The study shows that school reopening increases transmission relative to keeping schools closed, but appropriate protocols can keep the epidemic under control and prevent ICU saturation. Prioritizing younger children (pre-/primary) for in-person instruction is feasible under moderate social distancing and efficient test-trace-isolate, with limited impact on ICU occupancy. Full attendance of adolescents (middle/high schools) is not recommended when community transmission is stable or rising; limiting attendance to 50%, progressive reopening, and reducing adolescent contacts are effective mitigations. Progressive vs prompt reopening among younger children has little differential effect on epidemic risk, suggesting full attendance for this group could be allowed given the short remaining school term. Robust testing, tracing, and isolation are crucial; inadequate case isolation (e.g., 25%) leads to overwhelming ICU demand. The ex-post analysis underscores the critical role of widespread adherence to preventive measures (e.g., avoiding physical contacts), which can reduce R below 1 even with some school reopening, explaining the observed decline after lockdown lifting. These findings inform decisions conditioned on the epidemic trajectory (R, community incidence) and emphasize targeted strategies for secondary education settings to reduce transmission (reduced attendance, cohorting, sanitary measures, staggered schedules, and potential screening).
Model-based scenario analysis for Île-de-France indicates that safe reopening of schools during COVID-19 is possible with priority to pre-/primary levels, limited or progressive attendance in secondary schools, and strong test-trace-isolate combined with moderate social distancing.

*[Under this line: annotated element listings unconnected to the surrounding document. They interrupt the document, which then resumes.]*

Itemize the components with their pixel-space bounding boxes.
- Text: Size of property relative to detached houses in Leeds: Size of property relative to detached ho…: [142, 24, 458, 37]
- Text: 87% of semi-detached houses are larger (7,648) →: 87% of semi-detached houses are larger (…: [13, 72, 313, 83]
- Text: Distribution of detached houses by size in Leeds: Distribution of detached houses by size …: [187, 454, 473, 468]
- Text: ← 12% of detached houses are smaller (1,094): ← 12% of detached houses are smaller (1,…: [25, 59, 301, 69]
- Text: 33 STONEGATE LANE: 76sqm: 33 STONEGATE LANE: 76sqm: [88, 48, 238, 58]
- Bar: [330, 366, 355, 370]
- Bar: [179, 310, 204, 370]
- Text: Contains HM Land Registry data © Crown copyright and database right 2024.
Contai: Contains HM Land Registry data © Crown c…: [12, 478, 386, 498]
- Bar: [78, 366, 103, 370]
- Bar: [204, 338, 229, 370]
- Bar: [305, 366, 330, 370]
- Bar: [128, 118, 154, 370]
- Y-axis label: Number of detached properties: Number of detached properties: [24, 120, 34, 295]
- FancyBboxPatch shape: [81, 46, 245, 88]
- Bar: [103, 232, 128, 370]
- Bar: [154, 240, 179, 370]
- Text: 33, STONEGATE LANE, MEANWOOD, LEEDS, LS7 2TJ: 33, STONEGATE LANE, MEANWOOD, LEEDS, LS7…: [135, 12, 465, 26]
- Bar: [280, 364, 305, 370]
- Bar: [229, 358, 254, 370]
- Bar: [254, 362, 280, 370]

Full, immediate reopening of all school levels risks exceeding ICU capacity, whereas capping attendance at 50% avoids saturation. Ex-post assessment revealed that high adherence to preventive measures substantially mitigated transmission during reopening. Future research should refine age-stratified transmission parameters (especially distinguishing middle vs high school ages), evaluate reactive and targeted closure strategies, quantify the impact of masks and other school-level interventions, incorporate updated contact patterns and seasonality, and assess implications under emerging variants and varying testing capacities.
- Children’s role in transmission is uncertain; younger children’s transmissibility was explored via scenarios but not empirically determined.

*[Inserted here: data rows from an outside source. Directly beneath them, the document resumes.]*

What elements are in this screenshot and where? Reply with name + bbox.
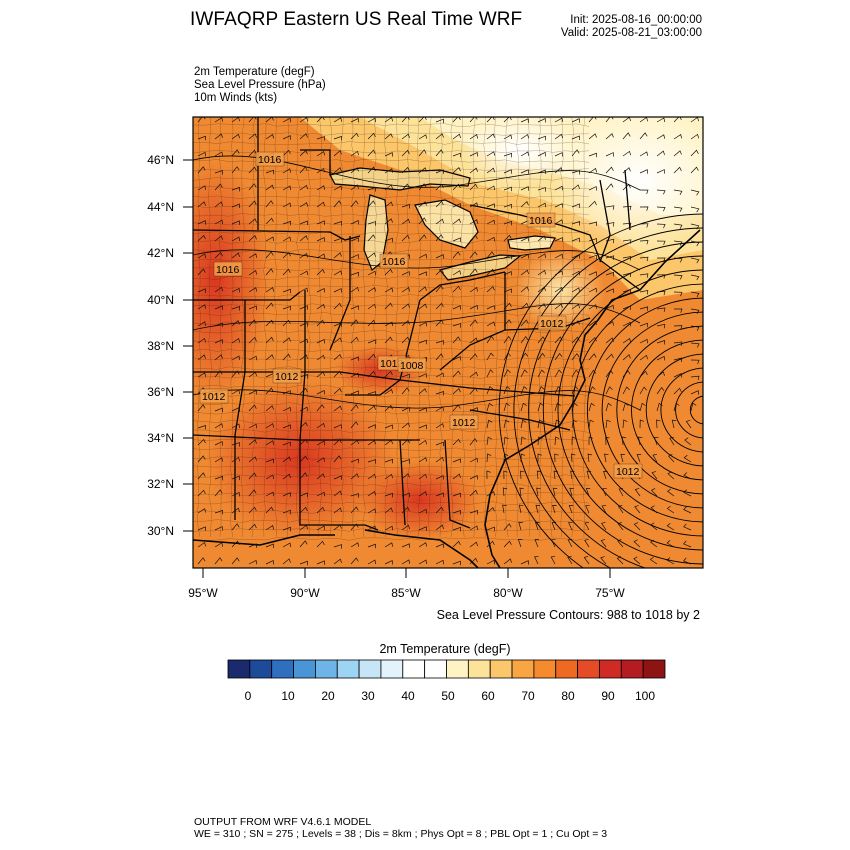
field-winds: 10m Winds (kts) — [194, 92, 278, 104]
colorbar-tick: 0 — [244, 689, 252, 703]
field-list: 2m Temperature (degF) Sea Level Pressure… — [194, 66, 326, 105]
map-frame — [192, 116, 704, 569]
lat-label-30: 30°N — [147, 524, 174, 538]
lat-label-44: 44°N — [147, 200, 174, 214]
colorbar-tick: 50 — [441, 689, 455, 703]
contour-label: 1012 — [613, 463, 643, 479]
svg-text:1012: 1012 — [540, 318, 564, 330]
map-field-area — [193, 117, 703, 568]
colorbar-swatch — [424, 659, 447, 679]
colorbar-swatch — [271, 659, 294, 679]
atlantic-coastline — [484, 229, 701, 568]
colorbar-swatch — [555, 659, 579, 679]
colorbar-swatch — [620, 659, 644, 679]
colorbar-tick: 40 — [401, 689, 415, 703]
colorbar-swatch — [642, 659, 666, 679]
svg-text:1012: 1012 — [452, 417, 476, 429]
gulf-coastline — [364, 529, 479, 568]
field-pressure: Sea Level Pressure (hPa) — [194, 79, 326, 91]
temperature-zone-cool — [460, 117, 580, 185]
colorbar-swatch — [314, 659, 338, 679]
pressure-contours — [193, 155, 703, 568]
run-info: Init: 2025-08-16_00:00:00 Valid: 2025-08… — [561, 14, 702, 40]
valid-time: Valid: 2025-08-21_03:00:00 — [560, 27, 702, 39]
field-temperature: 2m Temperature (degF) — [194, 66, 315, 78]
lake-ontario — [507, 235, 556, 251]
colorbar-swatch — [511, 659, 535, 679]
contour-label: 1012 — [272, 368, 302, 384]
gulf-coastline-west — [193, 534, 335, 546]
model-footer: OUTPUT FROM WRF V4.6.1 MODEL WE = 310 ; … — [194, 816, 607, 840]
svg-text:1008: 1008 — [400, 360, 424, 372]
contour-label: 1016 — [213, 261, 243, 277]
colorbar-swatch — [467, 659, 491, 679]
svg-text:1016: 1016 — [258, 154, 282, 166]
colorbar-swatch — [533, 659, 557, 679]
contour-label: 1012 — [199, 388, 229, 404]
colorbar-tick: 10 — [281, 689, 295, 703]
colorbar-title: 2m Temperature (degF) — [379, 642, 511, 656]
lake-erie — [438, 254, 522, 281]
map-title: IWFAQRP Eastern US Real Time WRF — [190, 9, 523, 30]
contour-label: 1012 — [537, 315, 567, 331]
colorbar-swatch — [577, 659, 600, 679]
contour-label: 1016 — [526, 212, 556, 228]
colorbar-tick: 70 — [521, 689, 535, 703]
temperature-zone-plains-hot — [193, 160, 270, 400]
colorbar-swatch — [293, 659, 316, 679]
lon-label-80: 80°W — [493, 586, 523, 600]
colorbar-swatch — [358, 659, 382, 679]
colorbar-swatch — [380, 659, 404, 679]
contour-label: 1016 — [255, 151, 285, 167]
lat-label-32: 32°N — [147, 477, 174, 491]
svg-text:1016: 1016 — [216, 264, 240, 276]
temperature-zone-georgia-hot — [360, 460, 480, 540]
init-time: Init: 2025-08-16_00:00:00 — [570, 14, 702, 26]
colorbar-swatch — [249, 659, 273, 679]
svg-text:1016: 1016 — [382, 256, 406, 268]
lon-label-85: 85°W — [391, 586, 421, 600]
colorbar-swatch — [336, 659, 360, 679]
colorbar — [227, 659, 666, 679]
lat-label-46: 46°N — [147, 153, 174, 167]
footer-config: WE = 310 ; SN = 275 ; Levels = 38 ; Dis … — [194, 828, 608, 840]
lon-label-90: 90°W — [290, 586, 320, 600]
lake-huron — [414, 199, 479, 249]
footer-model: OUTPUT FROM WRF V4.6.1 MODEL — [194, 816, 372, 828]
axis-ticks — [183, 159, 611, 578]
colorbar-swatch — [227, 659, 251, 679]
lat-label-36: 36°N — [147, 385, 174, 399]
colorbar-tick: 60 — [481, 689, 495, 703]
colorbar-tick: 20 — [321, 689, 335, 703]
lon-label-95: 95°W — [188, 586, 218, 600]
lat-label-40: 40°N — [147, 293, 174, 307]
svg-text:1012: 1012 — [616, 466, 640, 478]
contour-label: 1016 — [379, 253, 409, 269]
lat-label-34: 34°N — [147, 431, 174, 445]
contour-label: 1012 — [449, 414, 479, 430]
lat-label-38: 38°N — [147, 339, 174, 353]
colorbar-swatch — [446, 659, 469, 679]
svg-text:1016: 1016 — [529, 215, 553, 227]
svg-text:1012: 1012 — [202, 391, 226, 403]
colorbar-tick: 100 — [634, 689, 656, 703]
colorbar-tick: 80 — [561, 689, 575, 703]
lat-label-42: 42°N — [147, 246, 174, 260]
colorbar-tick: 90 — [601, 689, 615, 703]
svg-text:1012: 1012 — [380, 358, 404, 370]
colorbar-tick: 30 — [361, 689, 375, 703]
contour-label-group: 1016 1016 1016 1016 1012 1012 1012 1012 1012 1012… — [199, 151, 643, 479]
svg-text:1012: 1012 — [275, 371, 299, 383]
colorbar-swatch — [599, 659, 622, 679]
lon-label-75: 75°W — [595, 586, 625, 600]
colorbar-swatch — [489, 659, 513, 679]
colorbar-swatch — [402, 659, 426, 679]
contour-label: 1008 — [397, 357, 427, 373]
contour-note: Sea Level Pressure Contours: 988 to 1018… — [436, 608, 700, 622]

- Mask usage was not explicitly modeled in forward scenarios (only implicitly in ex-post calibration).
- Summer period parameterization is uncertain; child contacts use spring holiday proxies and adult holidays are not modeled.
- No seasonality in transmission was included.

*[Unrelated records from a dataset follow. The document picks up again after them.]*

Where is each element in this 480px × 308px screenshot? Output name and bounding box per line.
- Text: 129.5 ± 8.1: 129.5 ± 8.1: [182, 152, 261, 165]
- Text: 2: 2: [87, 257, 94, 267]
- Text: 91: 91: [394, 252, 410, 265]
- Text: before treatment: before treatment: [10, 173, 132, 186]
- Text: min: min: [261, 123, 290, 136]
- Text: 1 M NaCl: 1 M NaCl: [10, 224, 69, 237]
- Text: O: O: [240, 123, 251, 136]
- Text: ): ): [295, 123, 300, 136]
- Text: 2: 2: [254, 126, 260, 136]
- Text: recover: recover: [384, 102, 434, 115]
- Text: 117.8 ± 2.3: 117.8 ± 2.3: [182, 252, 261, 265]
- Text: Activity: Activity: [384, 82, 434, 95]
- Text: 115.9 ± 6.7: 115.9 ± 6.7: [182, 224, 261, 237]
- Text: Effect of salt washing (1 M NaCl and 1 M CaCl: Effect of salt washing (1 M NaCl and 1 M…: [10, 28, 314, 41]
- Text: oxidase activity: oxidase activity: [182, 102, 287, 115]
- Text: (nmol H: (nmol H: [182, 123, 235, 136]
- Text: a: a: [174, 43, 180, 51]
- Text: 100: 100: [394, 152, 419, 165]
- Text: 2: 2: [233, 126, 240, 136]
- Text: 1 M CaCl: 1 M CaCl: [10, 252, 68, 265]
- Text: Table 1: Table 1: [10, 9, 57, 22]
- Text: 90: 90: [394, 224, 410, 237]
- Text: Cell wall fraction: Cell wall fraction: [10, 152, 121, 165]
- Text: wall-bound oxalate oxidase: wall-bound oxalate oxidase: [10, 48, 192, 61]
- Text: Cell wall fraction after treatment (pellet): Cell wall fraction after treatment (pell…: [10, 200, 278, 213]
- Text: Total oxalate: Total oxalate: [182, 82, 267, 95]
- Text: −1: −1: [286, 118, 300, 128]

- Contact matrices are from 2012; potential changes in mixing patterns, especially among adolescents, may alter results (a sensitivity with 50% fewer adolescent contacts was explored).
- Reactive school closures and spatially targeted reopening within Île-de-France were not modeled; focus was on reopening conditions for the last two months of the school calendar.
- ICU capacity was assumed at 1500 beds post-first wave; actual capacity and surge capabilities could differ.
- Analysis predates emergence of new variants; variant-specific transmissibility and severity were not considered.
- Calibration assumes stable R during lockdown; although sensitivity to ±10% was tested, other dynamics or reporting artifacts (e.g., ICU transfers) may affect projections.
- Testing and isolation effectiveness assumptions (50% or 25% case isolation with 90% contact reduction) may not reflect operational realities; detection was low (~10%) in ex-post period.